PARIS: Le spécialiste des matériaux de construction Saint-Gobain a dévoilé jeudi un bénéfice net en baisse de 13% au premier semestre à 1,4 milliard d'euros, pénalisé par les conditions climatiques du premier trimestre, mais retrouve des signes de croissance.

Sur le semestre, le chiffre d'affaires est en repli de 1,1% à 23,6 milliards d'euros mais les ventes se sont améliorées dans la plupart des zones géographiques, à l'exception des Amériques, selon un communiqué du groupe français.

"Après un premier trimestre marqué par l'impact de conditions climatiques défavorables dans l'hémisphère nord, le chiffre d'affaires à données comparables renoue avec la croissance au deuxième trimestre dans toutes les régions, y compris en volumes: en Europe grâce au marché de la construction neuve, en Amérique avec une normalisation des conditions climatiques en Amérique du Nord, et en Asie-Pacifique qui poursuit sa forte croissance", décrypte Saint-Gobain, qui emploie plus de 162.000 personnes dans 81 pays.

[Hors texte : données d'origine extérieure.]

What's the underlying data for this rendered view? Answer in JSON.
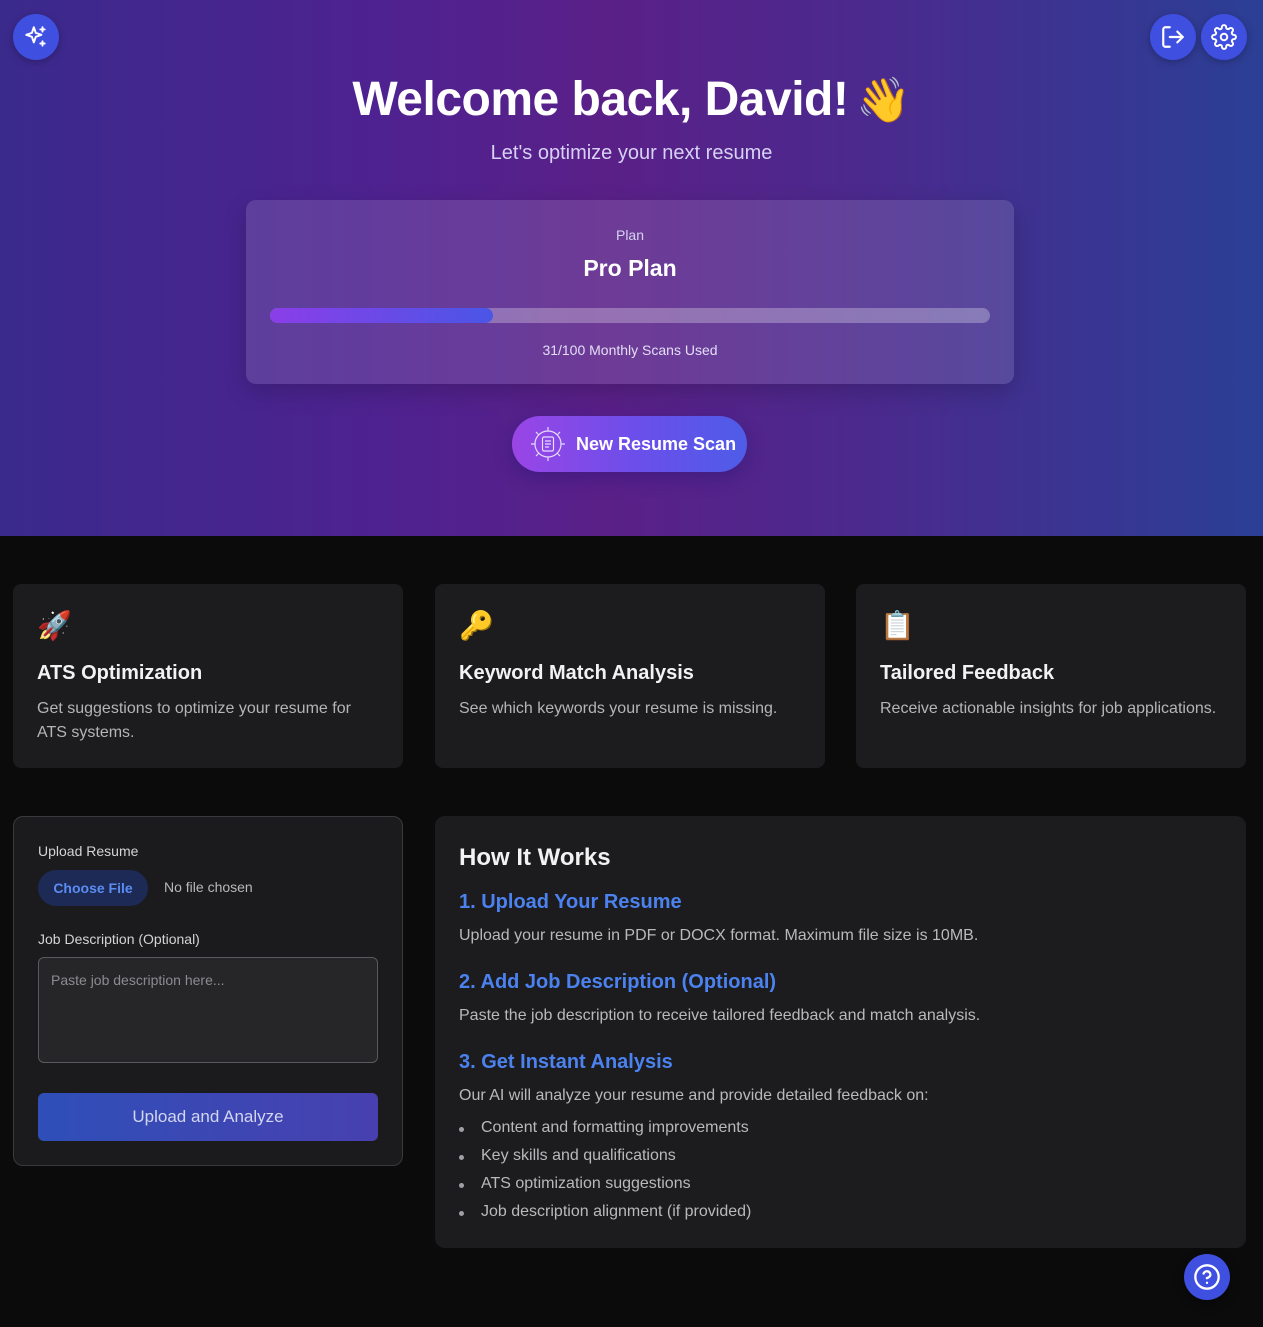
{
  "header": {
    "logo_icon": "sparkles-icon",
    "logout_icon": "log-out-icon",
    "settings_icon": "gear-icon",
    "welcome": "Welcome back, David!",
    "wave_emoji": "👋",
    "subtitle": "Let's optimize your next resume",
    "accent_color": "#3f4fe0"
  },
  "plan": {
    "label": "Plan",
    "name": "Pro Plan",
    "scans_used": 31,
    "scans_total": 100,
    "usage_text": "31/100 Monthly Scans Used"
  },
  "scan_button": {
    "label": "New Resume Scan",
    "icon": "gear-document-icon"
  },
  "features": [
    {
      "emoji": "🚀",
      "icon": "rocket-icon",
      "title": "ATS Optimization",
      "description": "Get suggestions to optimize your resume for ATS systems."
    },
    {
      "emoji": "🔑",
      "icon": "key-icon",
      "title": "Keyword Match Analysis",
      "description": "See which keywords your resume is missing."
    },
    {
      "emoji": "📋",
      "icon": "clipboard-icon",
      "title": "Tailored Feedback",
      "description": "Receive actionable insights for job applications."
    }
  ],
  "upload": {
    "resume_label": "Upload Resume",
    "choose_file": "Choose File",
    "no_file": "No file chosen",
    "jd_label": "Job Description (Optional)",
    "jd_placeholder": "Paste job description here...",
    "submit": "Upload and Analyze"
  },
  "how_it_works": {
    "title": "How It Works",
    "steps": [
      {
        "title": "1. Upload Your Resume",
        "description": "Upload your resume in PDF or DOCX format. Maximum file size is 10MB."
      },
      {
        "title": "2. Add Job Description (Optional)",
        "description": "Paste the job description to receive tailored feedback and match analysis."
      },
      {
        "title": "3. Get Instant Analysis",
        "description": "Our AI will analyze your resume and provide detailed feedback on:"
      }
    ],
    "bullets": [
      "Content and formatting improvements",
      "Key skills and qualifications",
      "ATS optimization suggestions",
      "Job description alignment (if provided)"
    ]
  },
  "help_icon": "help-circle-icon"
}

En Europe du Nord, le chiffre d'affaires est en hausse de 0,2% sur le semestre. Sur la zone Europe du Sud, Moyen-Orient et Afrique, la croissance est de 2,1% et +2% en Asie-Pacifique.

C'est la zone Amériques qui tire le chiffre d'affaires vers le bas avec -7,2% sur le semestre. En ne prenant en compte que le deuxième trimestre, les ventes sont restées stables (+0,4%).

En 2025, la zone représentait plus du quart du chiffre d'affaires global de Saint-Gobain.

L'Ebitda (excédent brut d'exploitation), un indicateur de rentabilité, atteint 3,6 milliards d'euros "affecté par l'effet de change", mais "bénéficiant du retour à la croissance au deuxième trimestre", explique Saint-Gobain.

L'entreprise a confirmé ses perspectives de croissance, malgré "un environnement macroéconomique contrasté et géopolitiquement incertain", selon Benoît Bazin, PDG du groupe, lors d'un point presse.

Saint-Gobain anticipe une croissance de ses ventes au deuxième semestre 2026 dans toutes les zones, "contrastées par pays" en Europe, "dans un contexte incertain" dans les Amériques et "tirée par l'Inde et l'Asie du sud-est" pour la zone Asie-Pacifique.